Personal information
- Full name: Denis Hendren
- Born: 25 September 1882 Turnham Green, Middlesex, England
- Died: 29 May 1962 (aged 79) Paddington, London, England
- Batting: Right-handed
- Bowling: Right-arm slow
- Relations: Patsy Hendren (brother)

Domestic team information
- 1910–1921: Durham
- 1905–1919: Middlesex

Career statistics
| Competition | First-class |
| Matches | 9 |
| Runs scored | 109 |
| Batting average | 7.78 |
| 100s/50s | –/– |
| Top score | 23 |
| Balls bowled | 186 |
| Wickets | 3 |
| Bowling average | 34.66 |
| 5 wickets in innings | – |
| 10 wickets in match | – |
| Best bowling | 1/19 |
| Catches/stumpings | 5/– |
- Source: Cricinfo, 2 January 2012

= Denis Hendren =

English cricketer and umpire (1882–1962)

Denis Hendren (25 September 1882 - 29 May 1962) was an English cricketer and umpire. Hendren was a right-handed batsman who bowled right-arm slow. He was born at Turnham Green, Middlesex.

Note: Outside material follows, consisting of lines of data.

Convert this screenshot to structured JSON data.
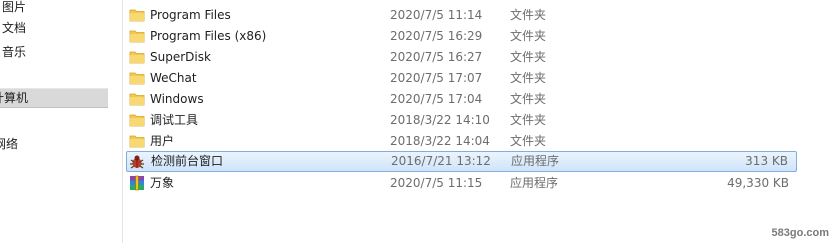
{
  "nav": {
    "items": [
      {
        "label": "图片",
        "icon": "pictures-library-icon"
      },
      {
        "label": "文档",
        "icon": "documents-library-icon"
      },
      {
        "label": "音乐",
        "icon": "music-library-icon"
      },
      {
        "label": "计算机",
        "icon": "computer-icon",
        "selected": true
      },
      {
        "label": "网络",
        "icon": "network-icon"
      }
    ]
  },
  "files": [
    {
      "name": "Program Files",
      "date": "2020/7/5 11:14",
      "type": "文件夹",
      "size": "",
      "icon": "folder-icon"
    },
    {
      "name": "Program Files (x86)",
      "date": "2020/7/5 16:29",
      "type": "文件夹",
      "size": "",
      "icon": "folder-icon"
    },
    {
      "name": "SuperDisk",
      "date": "2020/7/5 16:27",
      "type": "文件夹",
      "size": "",
      "icon": "folder-icon"
    },
    {
      "name": "WeChat",
      "date": "2020/7/5 17:07",
      "type": "文件夹",
      "size": "",
      "icon": "folder-icon"
    },
    {
      "name": "Windows",
      "date": "2020/7/5 17:04",
      "type": "文件夹",
      "size": "",
      "icon": "folder-icon"
    },
    {
      "name": "调试工具",
      "date": "2018/3/22 14:10",
      "type": "文件夹",
      "size": "",
      "icon": "folder-icon"
    },
    {
      "name": "用户",
      "date": "2018/3/22 14:04",
      "type": "文件夹",
      "size": "",
      "icon": "folder-icon"
    },
    {
      "name": "检测前台窗口",
      "date": "2016/7/21 13:12",
      "type": "应用程序",
      "size": "313 KB",
      "icon": "bug-app-icon",
      "selected": true
    },
    {
      "name": "万象",
      "date": "2020/7/5 11:15",
      "type": "应用程序",
      "size": "49,330 KB",
      "icon": "rar-archive-icon"
    }
  ],
  "watermark": "583go.com",
  "colors": {
    "selection_border": "#84acdd",
    "selection_fill": "#cfe4fa",
    "folder_yellow": "#f2c94c"
  }
}
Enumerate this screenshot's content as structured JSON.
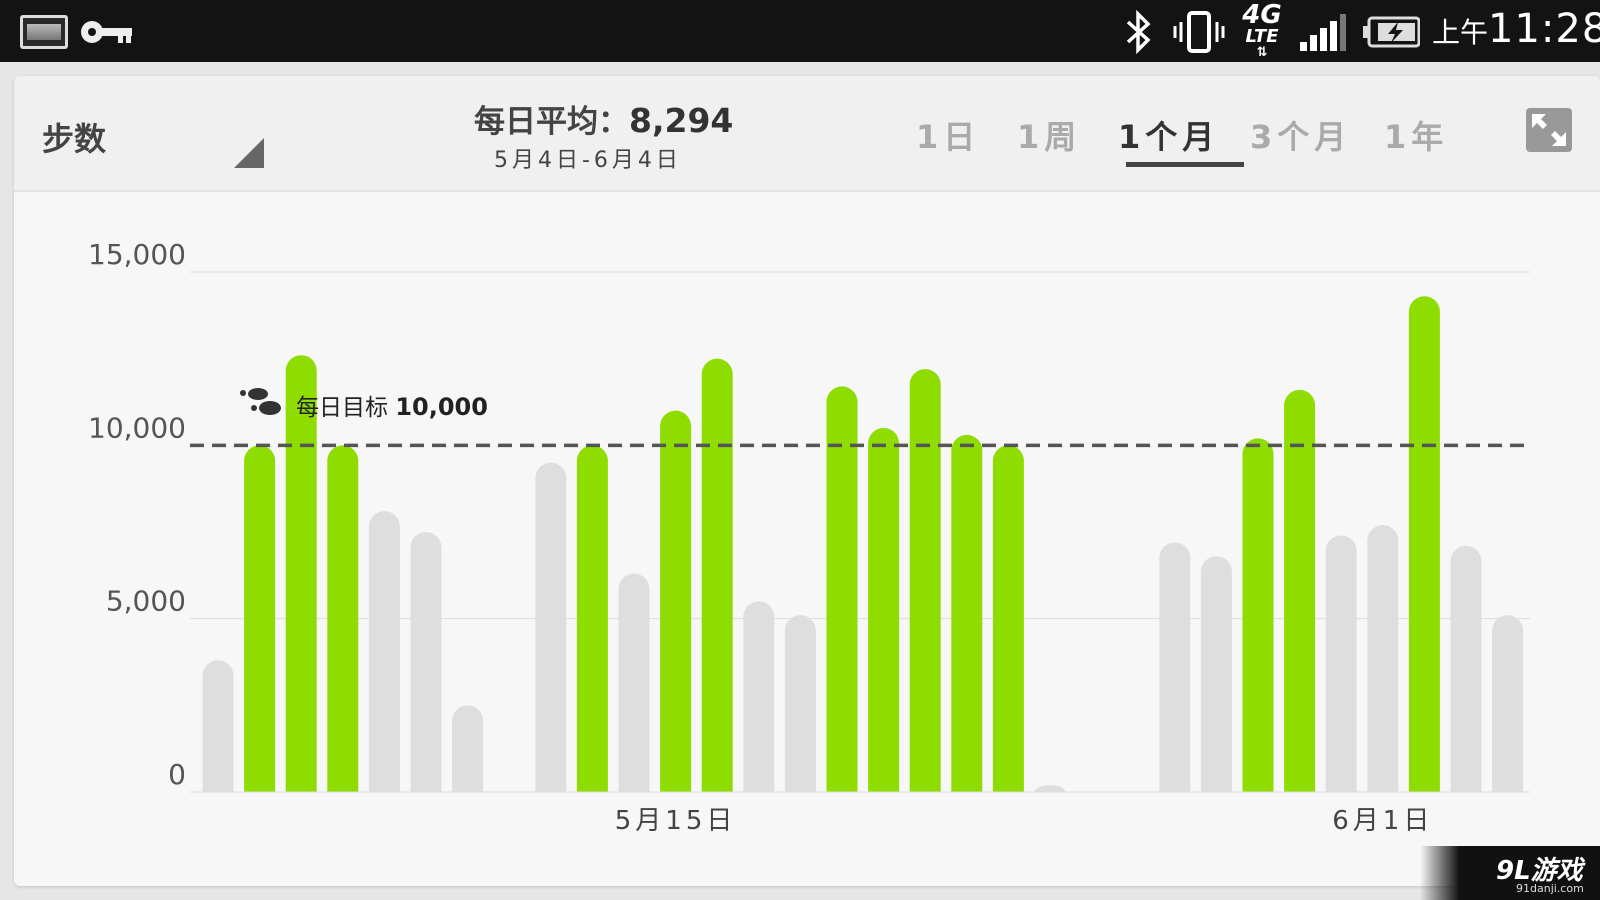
{
  "status_bar": {
    "ampm": "上午",
    "time": "11:28",
    "network_top": "4G",
    "network_bottom": "LTE",
    "network_arrows": "⇅",
    "icons": [
      "gallery-icon",
      "key-icon",
      "bluetooth-icon",
      "vibrate-icon",
      "lte-icon",
      "signal-icon",
      "battery-charging-icon"
    ]
  },
  "header": {
    "metric_label": "步数",
    "avg_label": "每日平均：",
    "avg_value": "8,294",
    "date_range": "5月4日-6月4日",
    "tabs": [
      {
        "label": "1日",
        "active": false
      },
      {
        "label": "1周",
        "active": false
      },
      {
        "label": "1个月",
        "active": true
      },
      {
        "label": "3个月",
        "active": false
      },
      {
        "label": "1年",
        "active": false
      }
    ]
  },
  "goal": {
    "label": "每日目标",
    "value": "10,000"
  },
  "colors": {
    "goal_met": "#8edc00",
    "goal_missed": "#dedede",
    "grid": "#dcdcdc",
    "goal_line": "#555555"
  },
  "chart_data": {
    "type": "bar",
    "ylim": [
      0,
      15000
    ],
    "yticks": [
      "0",
      "5,000",
      "10,000",
      "15,000"
    ],
    "goal": 10000,
    "x_labels": [
      {
        "text": "5月15日",
        "index": 11
      },
      {
        "text": "6月1日",
        "index": 28
      }
    ],
    "values": [
      3800,
      10000,
      12600,
      10000,
      8100,
      7500,
      2500,
      0,
      9500,
      10000,
      6300,
      11000,
      12500,
      5500,
      5100,
      11700,
      10500,
      12200,
      10300,
      10000,
      200,
      0,
      0,
      7200,
      6800,
      10200,
      11600,
      7400,
      7700,
      14300,
      7100,
      5100
    ]
  },
  "watermark": {
    "text": "9L游戏",
    "sub": "91danji.com"
  }
}
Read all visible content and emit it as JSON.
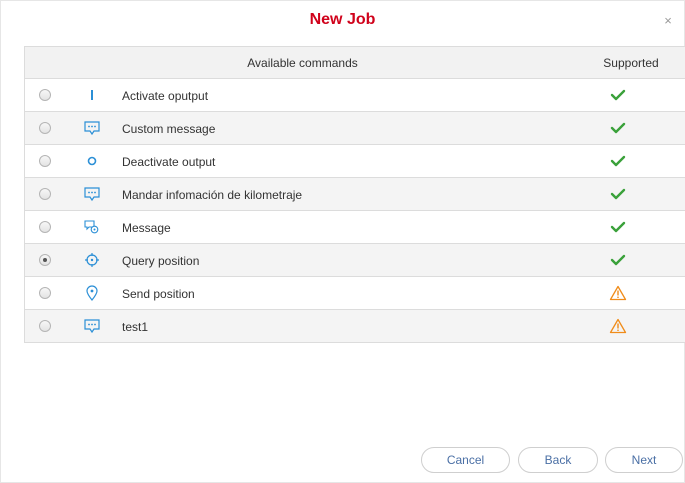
{
  "dialog": {
    "title": "New Job",
    "close_glyph": "×"
  },
  "table": {
    "col_commands": "Available commands",
    "col_supported": "Supported",
    "rows": [
      {
        "label": "Activate oputput",
        "icon": "output-bar-icon",
        "supported": "check",
        "selected": false
      },
      {
        "label": "Custom message",
        "icon": "message-icon",
        "supported": "check",
        "selected": false
      },
      {
        "label": "Deactivate output",
        "icon": "output-circle-icon",
        "supported": "check",
        "selected": false
      },
      {
        "label": "Mandar infomación de kilometraje",
        "icon": "message-icon",
        "supported": "check",
        "selected": false
      },
      {
        "label": "Message",
        "icon": "message-group-icon",
        "supported": "check",
        "selected": false
      },
      {
        "label": "Query position",
        "icon": "crosshair-icon",
        "supported": "check",
        "selected": true
      },
      {
        "label": "Send position",
        "icon": "map-pin-icon",
        "supported": "warning",
        "selected": false
      },
      {
        "label": "test1",
        "icon": "message-icon",
        "supported": "warning",
        "selected": false
      }
    ]
  },
  "buttons": {
    "cancel": "Cancel",
    "back": "Back",
    "next": "Next"
  },
  "colors": {
    "title": "#d0021b",
    "icon_blue": "#2b8fd6",
    "check_green": "#3aa13a",
    "warning_orange": "#f08c1a",
    "button_text": "#4a6fa5"
  }
}
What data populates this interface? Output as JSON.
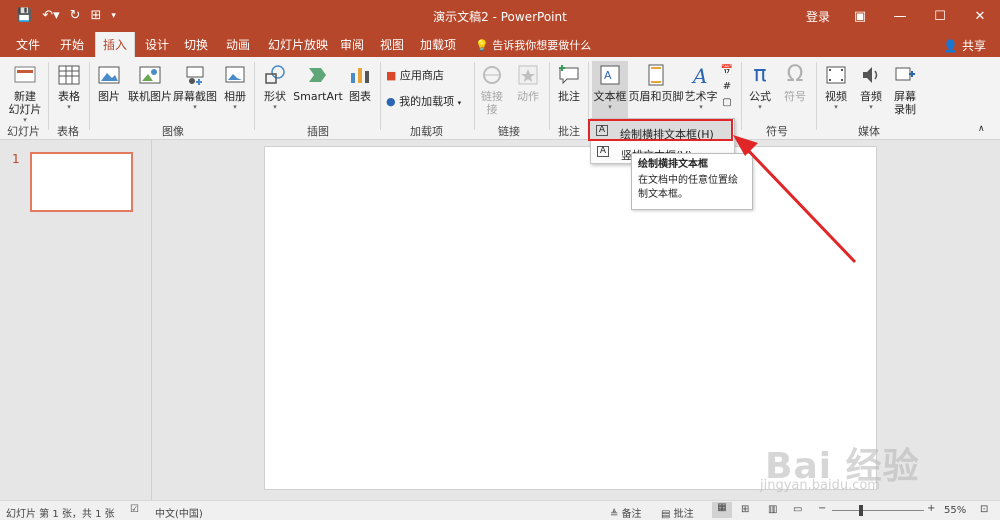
{
  "titlebar": {
    "title": "演示文稿2 - PowerPoint",
    "login": "登录"
  },
  "tabs": [
    "文件",
    "开始",
    "插入",
    "设计",
    "切换",
    "动画",
    "幻灯片放映",
    "审阅",
    "视图",
    "加载项"
  ],
  "active_tab": "插入",
  "tellme": "告诉我你想要做什么",
  "share": "共享",
  "ribbon": {
    "new_slide": "新建\n幻灯片",
    "table": "表格",
    "picture": "图片",
    "online_picture": "联机图片",
    "screenshot": "屏幕截图",
    "album": "相册",
    "shapes": "形状",
    "smartart": "SmartArt",
    "chart": "图表",
    "store": "应用商店",
    "my_addins": "我的加载项",
    "link": "链接",
    "link_sub": "接",
    "action": "动作",
    "comment": "批注",
    "textbox": "文本框",
    "header_footer": "页眉和页脚",
    "wordart": "艺术字",
    "equation": "公式",
    "symbol": "符号",
    "video": "视频",
    "audio": "音频",
    "screen_record": "屏幕\n录制",
    "groups": {
      "slides": "幻灯片",
      "tables": "表格",
      "images": "图像",
      "illustrations": "插图",
      "addins": "加载项",
      "links": "链接",
      "comments": "批注",
      "symbols": "符号",
      "media": "媒体"
    }
  },
  "dropdown": {
    "item1": "绘制横排文本框(H)",
    "item2": "竖排文本框(V)"
  },
  "tooltip": {
    "title": "绘制横排文本框",
    "body": "在文档中的任意位置绘制文本框。"
  },
  "slides": {
    "number": "1"
  },
  "status": {
    "slide_info": "幻灯片 第 1 张，共 1 张",
    "language": "中文(中国)",
    "notes": "备注",
    "comments": "批注",
    "zoom": "55%"
  },
  "watermark": {
    "main": "Bai 经验",
    "sub": "jingyan.baidu.com"
  },
  "colors": {
    "accent": "#b7472a",
    "highlight": "#e02626"
  }
}
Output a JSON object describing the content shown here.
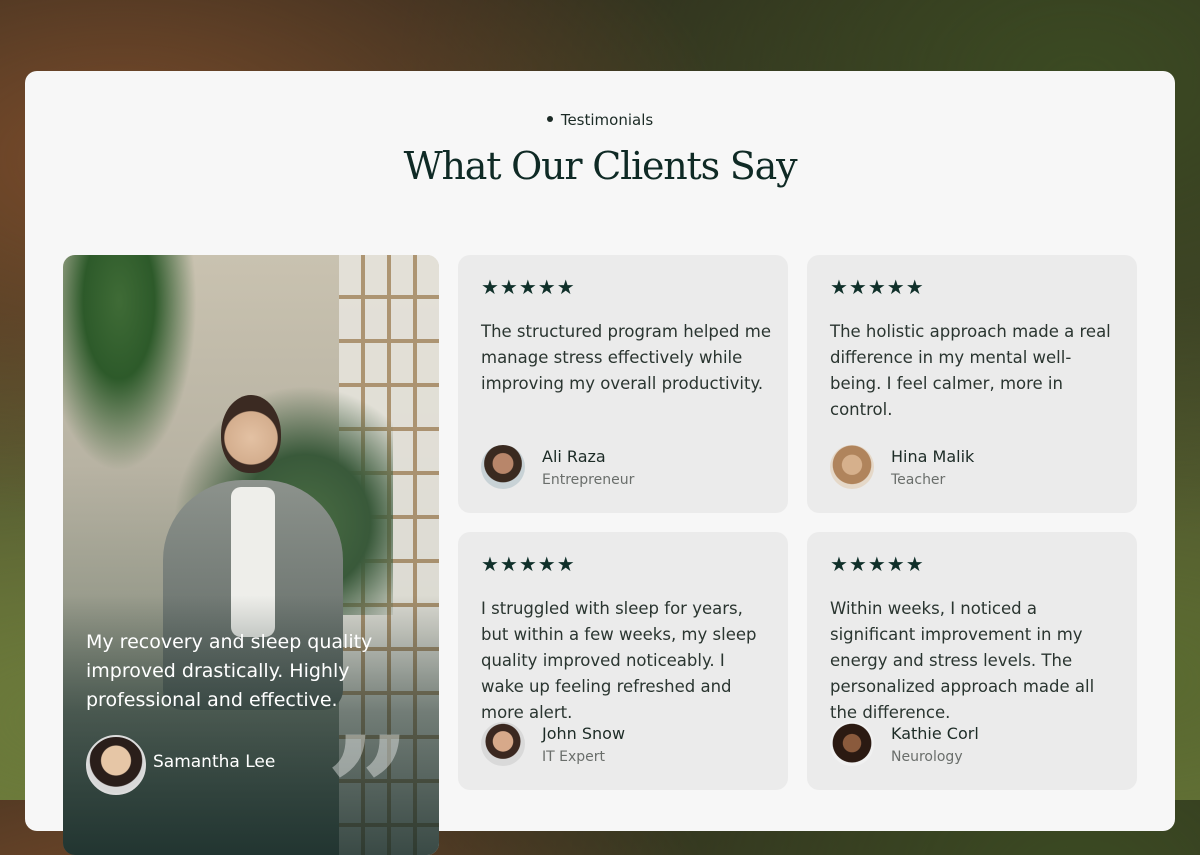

Hendren made his first-class debut for Middlesex against Gloucestershire in the 1905 County Championship. He made seven further first-class appearances for Middlesex between 1905 and 1907, playing his final match against Nottinghamshire in the 1907 County Championship. During this period he met little success, scoring 86 runs with a high score of 23. He also took 2 wickets, which came at a bowling average of 42.50.

Hendren moved to the north of England, where he made his debut for Durham in the 1910 Minor Counties Championship against Norfolk. Between 1910 and 1914, he made forty Minor Counties Championship appearances, with World War I leading the cancellation of county cricket until 1919. Hendren served as a private in the Durham Light Infantry during the war. He made a return to first-class cricket after the war with Middlesex in the 1919 County Championship at Lord's, where he played alongside his more famous brother and future England Test cricketer Patsy Hendren. He claimed the wicket of Harry Dean in this match, while with the bat he scored 15 runs in Middlesex's first-innings, before being dismissed by Charlie Hallows, while in their second-innings he was unbeaten on 8, with the match ending in a draw. This match represented his final first-class appearance, he returned to Durham in 1921, playing in two Minor Counties Championship matches against Northumberland and the Yorkshire Second XI.

He later stood as a first-class umpire between 1931 and 1957, standing in 390 matches. He was three months away from his 75th birthday when he stood in his final match. He died at Paddington, London on 29 May 1962.